Charity Spotlight: This blog post is part of our charity spotlight series and was provided by Kathleen Martin, Executive Director of the Canadian Sea Turtle Network.
Most people don’t mark World Turtle Day on their calendars, but it’s a favourite of mine. Growing up, I wasn’t the kid lifting up rocks looking for salamanders or slipping a net stealthily into a pond to examine a minnow. I was the kid sitting up in a birch tree, reading a book. I liked animals and nature but I didn’t think about them carefully. So when I found myself working with endangered sea turtles, I had a lot to learn, and it wasn’t just the details of biology.
“What happens if leatherback sea turtles go extinct?” I asked Mike James, now a sea turtle scientist, but who was then a graduate student. “If they don’t give people anything—if they don’t do anything to help us—what do we lose?”
Mike looked over at me and the room became quiet. “It’s not all about us,” he said. “The world isn’t just about humans.”
Something shifted into place for me. The world became bigger. Suddenly I was part of it, standing on the inside, instead of looking at it from the outside.
So Many Millennia, so Many Mysteries
Leatherbacks are amazing animals. They are the biggest sea turtle in the world, growing to be more than two metres in length and routinely weighing more than 400 kilograms. They can dive deeper than a kilometre and can hold their breath for more than an hour. They migrate further than any other reptile in the world. You’d think we’d know all there is to know about leatherback sea turtles by now, but we don’t. They’ve been on our planet for more than 150 million years. When T. Rex roamed the earth, the leatherback’s ancestors swam in the oceans.
But it wasn’t until 1998, when we started studying leatherbacks off Nova Scotia with the help of commercial fishermen, that scientists learned definitively that these animals were routine visitors to Atlantic Canadian waters. Before that, most scientists couldn’t imagine that leatherbacks—which nest in the tropics—would have any reason to be way up here. It turns out that they swim thousands of kilometers annually to feed on jellyfish off our coast. Our work has shown that Canadian waters are actually among the most important feeding grounds for leatherbacks in the world.
But scientists still don’t know lots of seemingly simple things, like how many years a leatherback can live, or where hatchling leatherbacks go from the time they first scramble to the ocean until they have grown to be longer than a metre.
Leatherbacks remind us that there is a lot to learn. That with all we know and can do as humans, we don’t have the full picture. Not by a long shot.
It’s Kind of Like Jazz
There are many, many reasons at this point in history to be concerned about the environment. I could add to that long list of worries photographic evidence of sea turtles wrapped up in rope and drowned in fishing gear—or sliced up by poachers on nesting beaches. But I don’t think that this is always helpful.
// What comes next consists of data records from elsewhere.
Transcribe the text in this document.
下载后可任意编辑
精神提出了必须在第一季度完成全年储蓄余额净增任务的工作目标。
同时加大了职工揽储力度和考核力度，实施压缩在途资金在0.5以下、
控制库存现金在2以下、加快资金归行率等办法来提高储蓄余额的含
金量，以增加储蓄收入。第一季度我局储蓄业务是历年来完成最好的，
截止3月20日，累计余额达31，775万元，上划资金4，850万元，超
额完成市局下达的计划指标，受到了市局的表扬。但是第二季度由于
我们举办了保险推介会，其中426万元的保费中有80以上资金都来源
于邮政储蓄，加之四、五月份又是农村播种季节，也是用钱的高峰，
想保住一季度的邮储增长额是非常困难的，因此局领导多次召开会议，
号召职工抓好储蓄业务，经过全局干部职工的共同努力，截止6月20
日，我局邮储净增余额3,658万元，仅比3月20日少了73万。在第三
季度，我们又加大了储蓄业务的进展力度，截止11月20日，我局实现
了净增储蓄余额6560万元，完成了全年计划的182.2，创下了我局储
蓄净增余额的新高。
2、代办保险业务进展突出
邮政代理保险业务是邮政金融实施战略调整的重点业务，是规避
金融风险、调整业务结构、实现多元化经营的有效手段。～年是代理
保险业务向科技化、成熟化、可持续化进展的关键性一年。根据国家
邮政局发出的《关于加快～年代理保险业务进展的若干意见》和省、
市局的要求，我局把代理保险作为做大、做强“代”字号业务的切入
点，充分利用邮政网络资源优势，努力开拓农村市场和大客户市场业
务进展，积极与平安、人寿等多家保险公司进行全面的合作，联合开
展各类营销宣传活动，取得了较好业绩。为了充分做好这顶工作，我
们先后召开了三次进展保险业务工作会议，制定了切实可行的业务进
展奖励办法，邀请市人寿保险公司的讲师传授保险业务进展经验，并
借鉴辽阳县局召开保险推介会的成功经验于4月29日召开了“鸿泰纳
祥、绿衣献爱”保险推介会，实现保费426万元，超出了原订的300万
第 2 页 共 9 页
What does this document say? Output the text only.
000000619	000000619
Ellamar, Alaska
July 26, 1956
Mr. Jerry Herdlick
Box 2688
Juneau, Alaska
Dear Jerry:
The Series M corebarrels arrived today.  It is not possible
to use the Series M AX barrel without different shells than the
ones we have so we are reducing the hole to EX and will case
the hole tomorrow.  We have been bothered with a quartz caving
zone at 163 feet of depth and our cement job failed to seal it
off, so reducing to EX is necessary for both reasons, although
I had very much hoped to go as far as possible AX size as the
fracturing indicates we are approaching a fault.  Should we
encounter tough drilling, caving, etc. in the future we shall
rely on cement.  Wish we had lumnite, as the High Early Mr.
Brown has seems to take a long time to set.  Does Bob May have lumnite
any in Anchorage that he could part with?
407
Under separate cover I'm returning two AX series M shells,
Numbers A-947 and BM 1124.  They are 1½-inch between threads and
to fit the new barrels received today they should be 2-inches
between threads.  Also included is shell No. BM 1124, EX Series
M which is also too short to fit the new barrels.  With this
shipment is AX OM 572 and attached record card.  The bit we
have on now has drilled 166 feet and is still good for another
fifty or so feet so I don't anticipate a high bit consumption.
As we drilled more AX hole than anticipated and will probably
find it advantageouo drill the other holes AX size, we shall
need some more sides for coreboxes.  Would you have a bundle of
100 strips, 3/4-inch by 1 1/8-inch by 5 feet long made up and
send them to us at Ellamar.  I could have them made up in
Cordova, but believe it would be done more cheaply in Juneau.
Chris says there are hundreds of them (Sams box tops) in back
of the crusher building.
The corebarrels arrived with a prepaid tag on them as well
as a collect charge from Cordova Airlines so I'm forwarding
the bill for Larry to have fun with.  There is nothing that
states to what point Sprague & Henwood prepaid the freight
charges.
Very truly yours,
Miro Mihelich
Sometimes, we operate from a place of anger or fear and it is effective, but I think we do best when we operate from a place of curiosity and hope.
Fishermen told us about the leatherbacks they saw because they were curious about the ocean and what is in it. By engaging with what interested them, even a little—just writing down a sighting location or snapping a photograph—they helped rewrite the world’s understanding of this ancient species. I think we shouldn’t underestimate the impact of curiosity, of taking a moment to follow the thread of what interests us in a conscious way.
What I love about jazz is that the next note is usually a surprise. It dares us to be curious about what is to come—to follow the musician’s attempt to capture something that is hard to describe and different for each of us. Something beautiful.
It’s the same for me with sea turtles—the curiosity about what we will learn next and about what will always elude us. And then the part that’s hard to put into words—the piece that hints at something exquisite. Wondering about what it is sea turtles teach just by being here still—despite all odds—with you and I, at this particular moment in the vastness of time.